Mark Melton on Business Intelligence: real-time

Showing posts with label real-time. Show all posts

Tuesday, 5 November 2013

Agile Real Time BI with Pentaho - Part III

Bringing it all together

This is the third article in a trilogy on using Pentaho Business Analytics to do Business Intelligence on real-time data sources in next to no time. The first two articles cover using Pentaho Report Designer reports in combination with Pentaho Data Integration transformations to provide summary and detail level reports in a dashboard. The details of how to create these are covered in part I and part II.

Lets take a look at what I'm aiming for at the end of this article:

This shows the summary report covered in Part I, the detail level report from Part II, and whats that on the far right? This is a Pentaho Enterprise Edition Analyzer view running on Mondrian, and in this instance reporting off a Cassandra database being updated every 60 seconds, so that's real-time (well to the nearest 60 seconds) OLAP analysis!

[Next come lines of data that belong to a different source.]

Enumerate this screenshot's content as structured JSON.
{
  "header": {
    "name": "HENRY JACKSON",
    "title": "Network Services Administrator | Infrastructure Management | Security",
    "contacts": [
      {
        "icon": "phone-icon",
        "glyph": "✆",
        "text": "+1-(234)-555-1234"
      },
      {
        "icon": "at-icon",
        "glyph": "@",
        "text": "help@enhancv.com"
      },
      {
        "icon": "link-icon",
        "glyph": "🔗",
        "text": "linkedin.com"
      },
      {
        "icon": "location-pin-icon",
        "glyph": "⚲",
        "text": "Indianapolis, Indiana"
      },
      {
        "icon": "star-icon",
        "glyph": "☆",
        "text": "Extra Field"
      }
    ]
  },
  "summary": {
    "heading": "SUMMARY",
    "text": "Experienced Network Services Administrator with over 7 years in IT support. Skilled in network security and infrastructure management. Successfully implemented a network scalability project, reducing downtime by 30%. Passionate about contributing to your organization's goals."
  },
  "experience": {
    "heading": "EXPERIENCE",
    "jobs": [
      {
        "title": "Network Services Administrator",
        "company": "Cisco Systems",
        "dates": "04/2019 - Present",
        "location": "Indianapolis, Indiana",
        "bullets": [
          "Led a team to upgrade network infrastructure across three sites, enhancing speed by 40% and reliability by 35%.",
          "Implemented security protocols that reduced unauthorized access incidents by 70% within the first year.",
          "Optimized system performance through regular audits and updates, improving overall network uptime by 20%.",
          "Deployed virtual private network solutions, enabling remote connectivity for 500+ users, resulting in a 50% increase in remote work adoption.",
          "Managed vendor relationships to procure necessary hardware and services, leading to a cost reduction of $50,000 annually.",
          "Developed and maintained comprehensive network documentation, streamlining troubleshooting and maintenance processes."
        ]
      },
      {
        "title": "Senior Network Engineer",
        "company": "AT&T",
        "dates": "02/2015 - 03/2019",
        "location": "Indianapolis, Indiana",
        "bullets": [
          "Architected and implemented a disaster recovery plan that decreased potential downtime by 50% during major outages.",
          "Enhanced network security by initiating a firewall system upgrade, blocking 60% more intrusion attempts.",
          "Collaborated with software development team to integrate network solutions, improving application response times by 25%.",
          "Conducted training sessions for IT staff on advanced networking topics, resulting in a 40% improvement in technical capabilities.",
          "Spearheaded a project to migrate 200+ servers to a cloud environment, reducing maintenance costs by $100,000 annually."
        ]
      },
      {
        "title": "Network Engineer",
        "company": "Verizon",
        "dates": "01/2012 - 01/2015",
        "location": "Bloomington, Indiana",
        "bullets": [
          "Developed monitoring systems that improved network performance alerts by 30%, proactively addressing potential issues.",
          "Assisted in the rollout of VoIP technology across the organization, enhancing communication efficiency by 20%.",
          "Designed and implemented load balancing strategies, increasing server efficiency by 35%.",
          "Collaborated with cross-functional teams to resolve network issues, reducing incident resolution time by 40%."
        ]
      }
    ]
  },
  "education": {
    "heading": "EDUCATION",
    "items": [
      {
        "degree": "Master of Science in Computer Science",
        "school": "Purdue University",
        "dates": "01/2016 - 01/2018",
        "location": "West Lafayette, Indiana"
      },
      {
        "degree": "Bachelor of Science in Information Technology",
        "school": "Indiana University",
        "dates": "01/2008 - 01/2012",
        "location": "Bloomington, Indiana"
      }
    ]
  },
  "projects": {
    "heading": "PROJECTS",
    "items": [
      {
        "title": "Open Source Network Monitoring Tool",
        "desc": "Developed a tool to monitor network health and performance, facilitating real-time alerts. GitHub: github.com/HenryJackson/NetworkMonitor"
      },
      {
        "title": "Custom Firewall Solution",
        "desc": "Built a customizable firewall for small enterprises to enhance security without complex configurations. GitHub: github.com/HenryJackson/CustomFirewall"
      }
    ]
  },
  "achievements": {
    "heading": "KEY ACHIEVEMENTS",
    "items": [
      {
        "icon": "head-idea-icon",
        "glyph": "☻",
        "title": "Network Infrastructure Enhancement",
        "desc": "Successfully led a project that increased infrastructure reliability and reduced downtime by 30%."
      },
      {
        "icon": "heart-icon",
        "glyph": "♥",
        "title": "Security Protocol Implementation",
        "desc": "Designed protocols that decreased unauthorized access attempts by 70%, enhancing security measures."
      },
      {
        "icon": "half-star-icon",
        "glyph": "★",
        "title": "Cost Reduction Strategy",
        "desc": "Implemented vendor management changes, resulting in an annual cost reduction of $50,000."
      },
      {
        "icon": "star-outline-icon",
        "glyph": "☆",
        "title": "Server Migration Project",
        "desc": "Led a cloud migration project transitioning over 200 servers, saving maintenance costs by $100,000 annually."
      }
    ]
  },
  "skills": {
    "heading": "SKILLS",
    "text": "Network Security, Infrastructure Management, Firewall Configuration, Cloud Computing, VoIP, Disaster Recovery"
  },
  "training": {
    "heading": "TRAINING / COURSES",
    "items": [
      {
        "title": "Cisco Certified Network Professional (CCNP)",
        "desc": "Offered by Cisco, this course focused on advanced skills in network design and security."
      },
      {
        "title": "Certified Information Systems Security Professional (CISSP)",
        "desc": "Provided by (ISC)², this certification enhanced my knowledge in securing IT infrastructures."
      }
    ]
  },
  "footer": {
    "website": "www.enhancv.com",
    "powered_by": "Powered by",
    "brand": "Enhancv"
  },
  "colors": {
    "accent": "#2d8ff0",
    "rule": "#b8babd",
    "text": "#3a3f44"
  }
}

This example is a huge over simplification of what is possible using the technology, but a crucial component here is Pentaho Data Integration's data blending technology. The outcome of this is that we can use a NoSQL database as a data source for Mondrian via JDBC.

There are three transformations behind this:

Read the API and load the data into Cassandra
Clear the Mondrian Data cache
Read from Cassandra and make the data available over JDBC

Reading the TfL API and putting the results into Cassandra

The first part is to get some data, this reuses the basic API call and XML parsing from Part I, in this case I'm also capturing the status details field which I also want to store in my Cassandra database for possible future enhancement (stay tuned). I also separate the time and date elements to make the Cassandra Key.

There is really very little to configure to write the data into Cassandra, just configure details like the column family (think wonky table), specify the fields to use as a key and that is about it.

Clear the Mondrian Cache

When we make new data available within Cassandra and we're querying via Mondrian we need some way of indicating that the cache needs to be updated. There are a couple of ways to achieve this, including telling the data model not to cache the data, but in this case I'll take the nuclear option and blow away the cache after loading new data. This can be done via an API call in version 5 of Pentaho, so I used a HTTP Client step in PDI.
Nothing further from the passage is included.